My cousin told me the other day that life coaches tell you to look back on what brought you joy as a child when you struggle with finding a career path. I always think about that now, but I get so scared to put something out there that isn’t a joke, something that I care about. What if people hate it? What if people send it to their friends and make fun of it?

This is the mindset I’m still trying to get out of, and TikTok has been an outlet for me recently. I’ve just been posting everything: lifestyle content, comedy, fashion, quotes, anything I can think of. I think this is because I want to try and do everything; it’s hard to just stick to one specific thing, and I don’t have to produce a full-length movie to get my ideas out there on TikTok. Nothing is set in stone, whether it’s my style, music, movies, hairstyles, or, most importantly, my career path.

The idea that we should figure our lives out by 21, or 22, is unrealistic. I cannot imagine being secure and happy at a 9 to 5 in two years like I’m just a girl. Our society is also rapidly changing, making it almost impossible to secure a career job right out of college and not have to live with three or more people.

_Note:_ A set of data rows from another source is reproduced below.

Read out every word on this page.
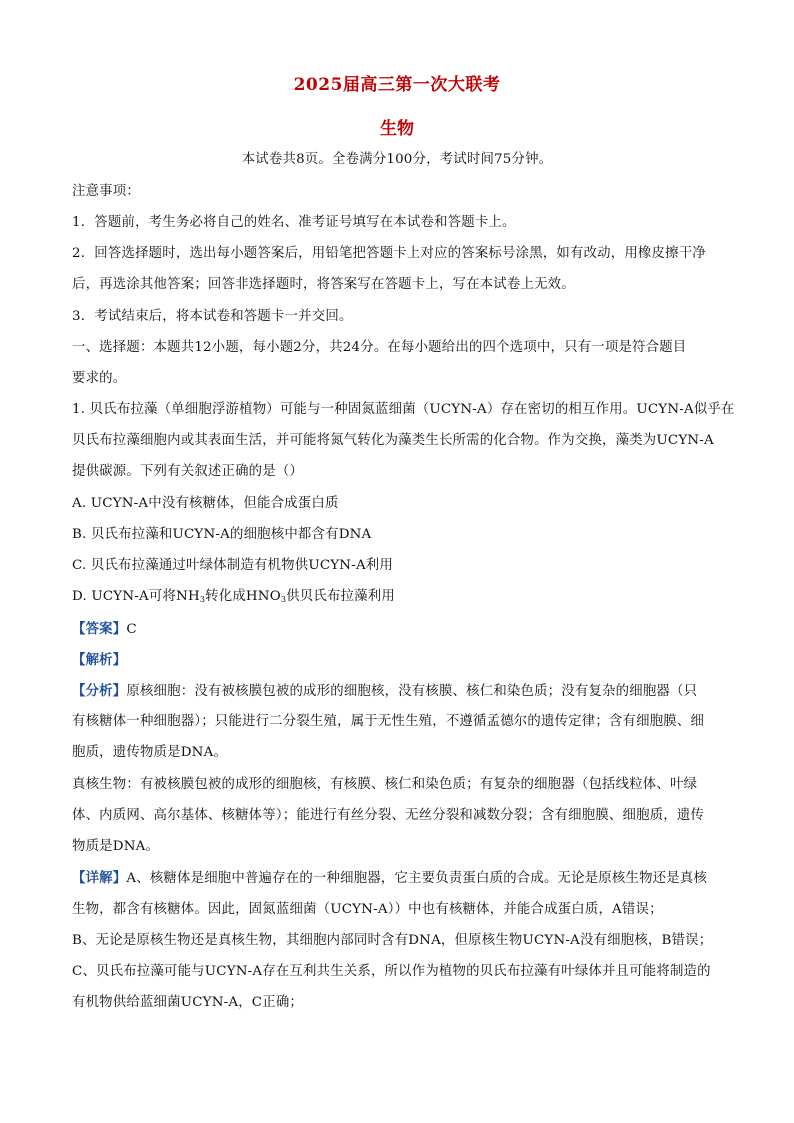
2025届高三第一次大联考
生物
本试卷共8页。全卷满分100分，考试时间75分钟。
注意事项：
1．答题前，考生务必将自己的姓名、准考证号填写在本试卷和答题卡上。
2．回答选择题时，选出每小题答案后，用铅笔把答题卡上对应的答案标号涂黑，如有改动，用橡皮擦干净
后，再选涂其他答案；回答非选择题时，将答案写在答题卡上，写在本试卷上无效。
3．考试结束后，将本试卷和答题卡一并交回。
一、选择题：本题共12小题，每小题2分，共24分。在每小题给出的四个选项中，只有一项是符合题目
要求的。
1. 贝氏布拉藻（单细胞浮游植物）可能与一种固氮蓝细菌（UCYN-A）存在密切的相互作用。UCYN-A似乎在
贝氏布拉藻细胞内或其表面生活，并可能将氮气转化为藻类生长所需的化合物。作为交换，藻类为UCYN-A
提供碳源。下列有关叙述正确的是（）
A. UCYN-A中没有核糖体，但能合成蛋白质
B. 贝氏布拉藻和UCYN-A的细胞核中都含有DNA
C. 贝氏布拉藻通过叶绿体制造有机物供UCYN-A利用
D. UCYN-A可将$NH_3$转化成$HNO_3$供贝氏布拉藻利用
【答案】C
【解析】
【分析】原核细胞：没有被核膜包被的成形的细胞核，没有核膜、核仁和染色质；没有复杂的细胞器（只
有核糖体一种细胞器）；只能进行二分裂生殖，属于无性生殖，不遵循孟德尔的遗传定律；含有细胞膜、细
胞质，遗传物质是DNA。
真核生物：有被核膜包被的成形的细胞核，有核膜、核仁和染色质；有复杂的细胞器（包括线粒体、叶绿
体、内质网、高尔基体、核糖体等）；能进行有丝分裂、无丝分裂和减数分裂；含有细胞膜、细胞质，遗传
物质是DNA。
【详解】A、核糖体是细胞中普遍存在的一种细胞器，它主要负责蛋白质的合成。无论是原核生物还是真核
生物，都含有核糖体。因此，固氮蓝细菌（UCYN-A））中也有核糖体，并能合成蛋白质，A错误；
B、无论是原核生物还是真核生物，其细胞内部同时含有DNA，但原核生物UCYN-A没有细胞核，B错误；
C、贝氏布拉藻可能与UCYN-A存在互利共生关系，所以作为植物的贝氏布拉藻有叶绿体并且可能将制造的
有机物供给蓝细菌UCYN-A，C正确；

Adults always tell me, “Oh, you’ll figure it out,” or tell me that they had their first career jobs the second they stepped out of college. Not to mention that I still can’t decipher if college is a scam or not. I think I’m doing it because it gives me something to do, and I have a full-ride scholarship, but I’ll see people not in college my age pursuing their dreams without needing a degree.

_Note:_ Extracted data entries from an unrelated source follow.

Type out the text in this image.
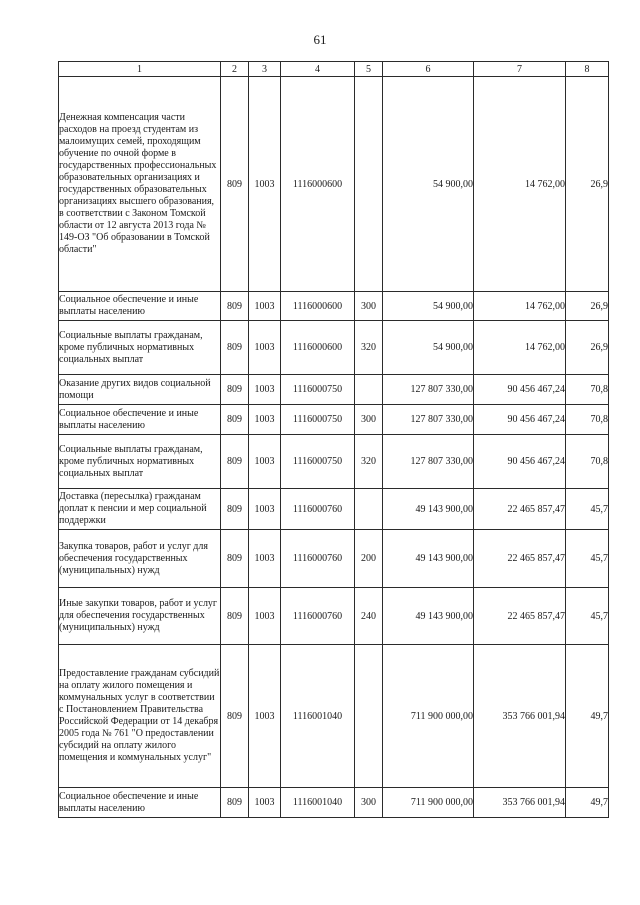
61
1	2	3	4	5	6	7	8
Денежная компенсация части расходов на проезд студентам из малоимущих семей, проходящим обучение по очной форме в государственных профессиональных образовательных организациях и государственных образовательных организациях высшего образования, в соответствии с Законом Томской области от 12 августа 2013 года № 149-ОЗ "Об образовании в Томской области"	809	1003	1116000600		54 900,00	14 762,00	26,9
Социальное обеспечение и иные выплаты населению	809	1003	1116000600	300	54 900,00	14 762,00	26,9
Социальные выплаты гражданам, кроме публичных нормативных социальных выплат	809	1003	1116000600	320	54 900,00	14 762,00	26,9
Оказание других видов социальной помощи	809	1003	1116000750		127 807 330,00	90 456 467,24	70,8
Социальное обеспечение и иные выплаты населению	809	1003	1116000750	300	127 807 330,00	90 456 467,24	70,8
Социальные выплаты гражданам, кроме публичных нормативных социальных выплат	809	1003	1116000750	320	127 807 330,00	90 456 467,24	70,8
Доставка (пересылка) гражданам доплат к пенсии и мер социальной поддержки	809	1003	1116000760		49 143 900,00	22 465 857,47	45,7
Закупка товаров, работ и услуг для обеспечения государственных (муниципальных) нужд	809	1003	1116000760	200	49 143 900,00	22 465 857,47	45,7
Иные закупки товаров, работ и услуг для обеспечения государственных (муниципальных) нужд	809	1003	1116000760	240	49 143 900,00	22 465 857,47	45,7
Предоставление гражданам субсидий на оплату жилого помещения и коммунальных услуг в соответствии с Постановлением Правительства Российской Федерации от 14 декабря 2005 года № 761 "О предоставлении субсидий на оплату жилого помещения и коммунальных услуг"	809	1003	1116001040		711 900 000,00	353 766 001,94	49,7
Социальное обеспечение и иные выплаты населению	809	1003	1116001040	300	711 900 000,00	353 766 001,94	49,7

My ultimate reminder is to take it slow and listen to Vienna by Billie Joel; usually, I calm down a few notches. And, each semester, I try to schedule specific times in the week when I know I have downtime to make music or write scripts. This semester has been challenging, but I try to hold on to that cheesy saying, “You can do whatever you set your mind to.”

That’s when my delusion sets in, but I try not to think of it as delusion and more as manifestation. I genuinely believe that what you put into the world is what you will receive. Maybe I just needed to write this out to come to this conclusion, but the future is highly uncertain and scary, but it is also right there begging me to mold it.

Being a young adult is scary because nobody tells you what to do or how to do it; it’s just something you must figure out. I think that’s the lesson I’m going through right now, and man, it is difficult. It’s the hope that all the struggle you’ve endured will pan out eventually, and you’ll get everything you want and more. It’s also the hope that you don’t become a washed-out adult who regrets not following their dreams.

I’m unsure what the end message is because I have not figured this out myself. However, I wanted to write this hoping you are not alone if you are also struggling. My friends and I always talk about what the future holds and how we struggle with what we will become. However, just the comfort of knowing I’m not going through it alone keeps me stable and makes me appreciate the present just a little bit more.